Over the past few weeks I have been running and playing a loose North West Frontier mini campaign with the Oldmeldrum Wargames Club. This set around the time of the First Afghan War and is a series of linked games based on the advance to, and retreat from Kabul in 1830-42
Using The Men Who Would Be Kings, I've tweaked some of the stats for troop types, giving the British/HEIC troops muskets and allowing the Afghans to add some jezail armed snipers. I've classed the Sepoys as regulars, but made them unenthusiastic, so they lose the +1 discipline. We also used one or two leaders per side with a 4" command radius and lowered the activation score to 7 for units without leaders.

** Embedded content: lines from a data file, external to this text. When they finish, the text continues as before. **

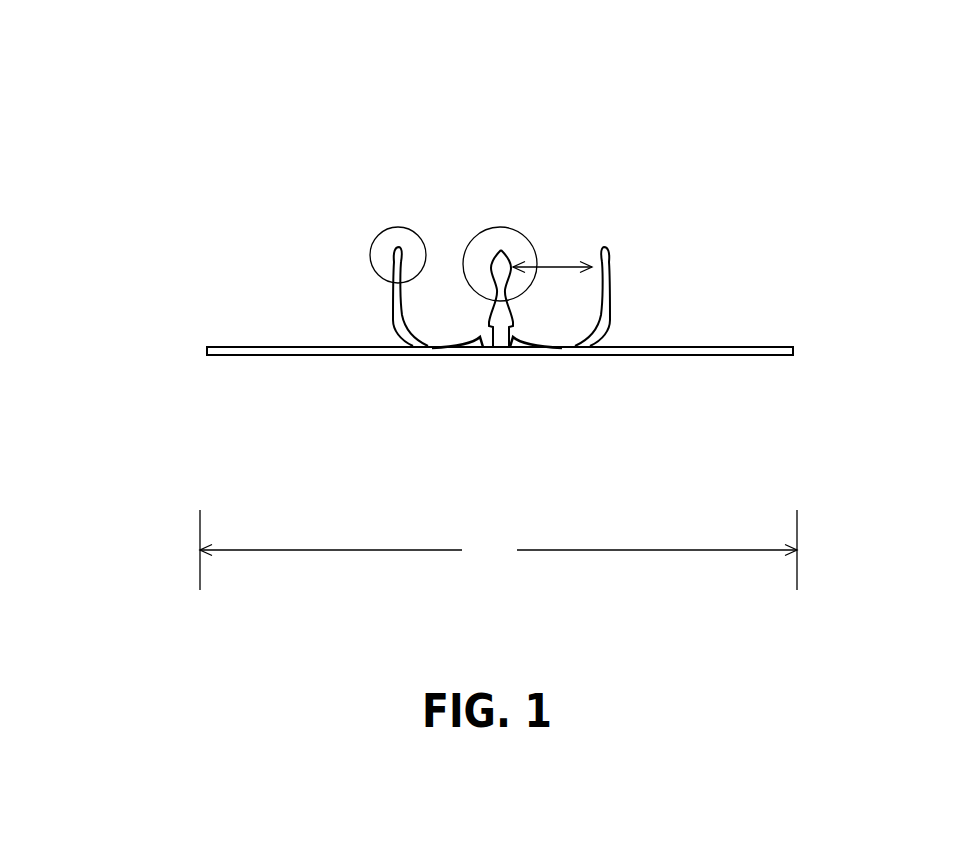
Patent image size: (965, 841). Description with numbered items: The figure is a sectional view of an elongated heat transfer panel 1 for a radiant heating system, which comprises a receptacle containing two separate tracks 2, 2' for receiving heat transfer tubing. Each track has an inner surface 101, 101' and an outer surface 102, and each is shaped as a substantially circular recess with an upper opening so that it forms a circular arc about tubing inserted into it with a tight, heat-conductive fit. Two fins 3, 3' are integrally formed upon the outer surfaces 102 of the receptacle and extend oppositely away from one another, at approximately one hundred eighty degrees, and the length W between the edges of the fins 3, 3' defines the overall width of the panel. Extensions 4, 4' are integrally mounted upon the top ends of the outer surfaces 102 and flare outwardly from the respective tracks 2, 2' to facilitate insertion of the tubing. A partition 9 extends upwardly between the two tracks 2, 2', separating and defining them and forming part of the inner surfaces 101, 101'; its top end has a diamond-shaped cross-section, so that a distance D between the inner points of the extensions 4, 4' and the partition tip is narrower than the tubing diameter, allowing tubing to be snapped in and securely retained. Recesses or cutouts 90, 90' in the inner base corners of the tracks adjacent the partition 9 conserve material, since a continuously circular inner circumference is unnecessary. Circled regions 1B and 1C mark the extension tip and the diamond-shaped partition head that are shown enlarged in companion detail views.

The heat transfer panel 1 is at (501, 265).
The left hook tip detail 1B is at (373, 238).
The central stem head detail 1C is at (496, 227).
The track 2 is at (295, 291).
The track 2' is at (656, 316).
The fin 3 is at (250, 284).
The fin 3' is at (751, 289).
The extension 4 is at (329, 174).
The extension 4' is at (708, 176).
The partition 9 is at (509, 247).
The distance D is at (542, 254).
The recess 90 is at (457, 398).
The recess 90' is at (536, 398).
The inner surface 101 is at (273, 302).
The inner surface 101' is at (622, 384).
The outer surface 102 is at (390, 323).
The length W is at (498, 550).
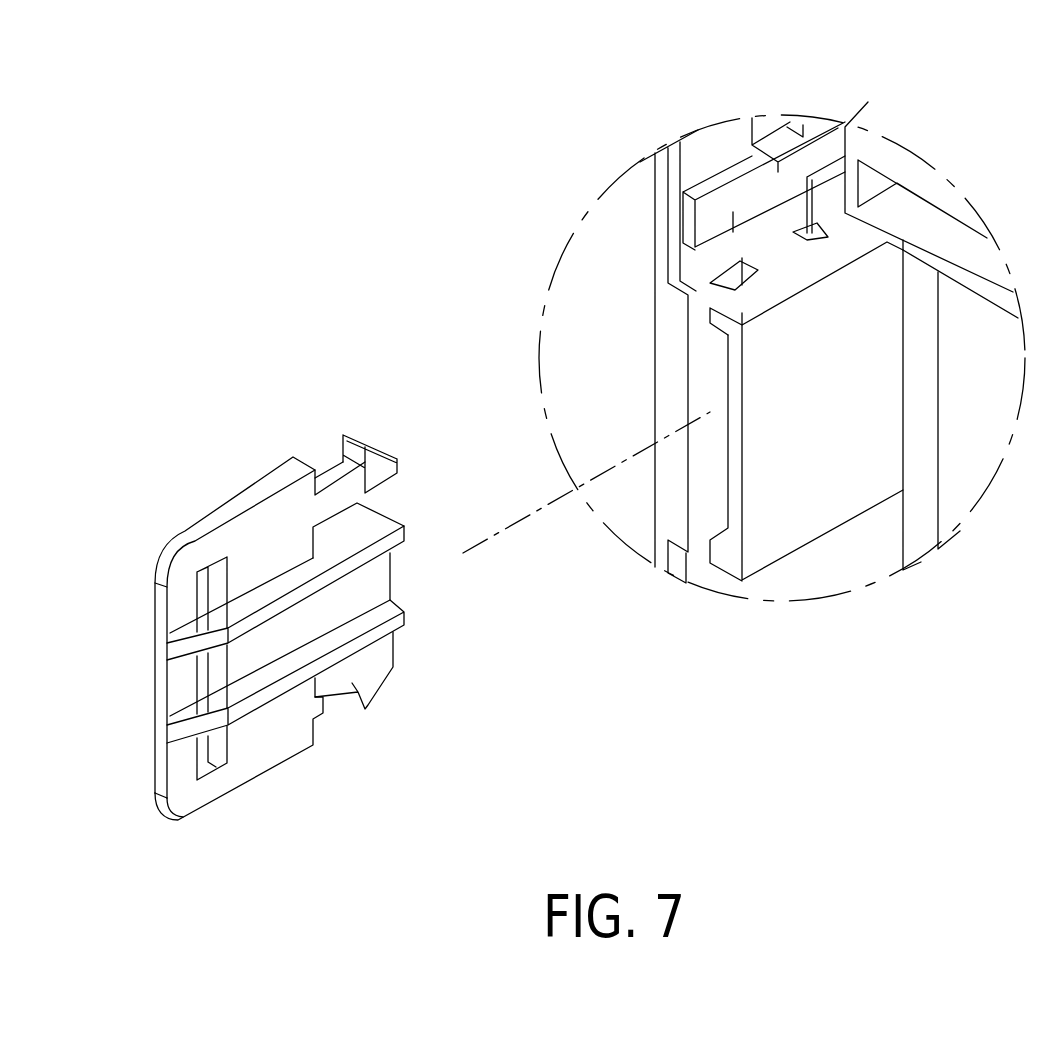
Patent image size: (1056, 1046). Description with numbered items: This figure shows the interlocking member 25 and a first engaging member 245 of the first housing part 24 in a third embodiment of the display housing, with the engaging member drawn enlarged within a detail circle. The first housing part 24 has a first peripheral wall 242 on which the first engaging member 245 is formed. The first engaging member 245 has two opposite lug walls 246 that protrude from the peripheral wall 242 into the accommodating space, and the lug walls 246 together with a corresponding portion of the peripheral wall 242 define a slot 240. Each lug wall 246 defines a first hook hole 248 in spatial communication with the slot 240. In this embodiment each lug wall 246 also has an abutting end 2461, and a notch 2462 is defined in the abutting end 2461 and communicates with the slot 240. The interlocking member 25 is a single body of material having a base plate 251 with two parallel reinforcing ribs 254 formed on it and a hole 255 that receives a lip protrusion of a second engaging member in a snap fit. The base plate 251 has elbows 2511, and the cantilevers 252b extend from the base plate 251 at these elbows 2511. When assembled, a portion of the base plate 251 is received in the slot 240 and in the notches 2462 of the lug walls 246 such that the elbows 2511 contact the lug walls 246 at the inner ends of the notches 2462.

We have a house rules that a pinned unit may withdraw rather than needing to reform.
This made for some interesting and challenging games. Some where units frustratingly refused to do quite what was asked of them, other where units melted away when we needed them in place. Units cut down to the last man when ammo ran out and positions captured with the lightest of casualties....in short a series of decent, fun and fulfilling games. The British just scraped through with most victories but each battle and moments where things could have gone either way.
The club can now put on large games using these rules with multi players per side for the NWF, Sudan and the Zulu War, so I can see similar sets of games in each location coming next year. I'll be sticking to India and in particular the campaigns up to and including the Mutiny....but not just in the 19th Century...
9 comments:
Looks brilliant Stuart. This looks like it would make an excellent small evening game at Kenilworth next year if you were willing.
Chris G
Thanks Chris, but too far to humph 3 boxes of figures plus scenery - it's a 8hr + drive. I've always flown and so no toys from me at Kenilworth I'm afraid.
Thanks for the response anyway, I had not considered the logistics
CG
Neat looking game Stuart.
Looks great fun to play!
Wonderful looking game Stuart, it looked fun.
Willz.
Thanks Chaps.
Our group has just started tinkering with these rules, and I've got a 2nd Afghan War collection that has been laying fallow for years. Great inspiration to see what you've done here (I've been thinking about how to adjust/apply them). Thanks!
Something for you on the latest post Ed.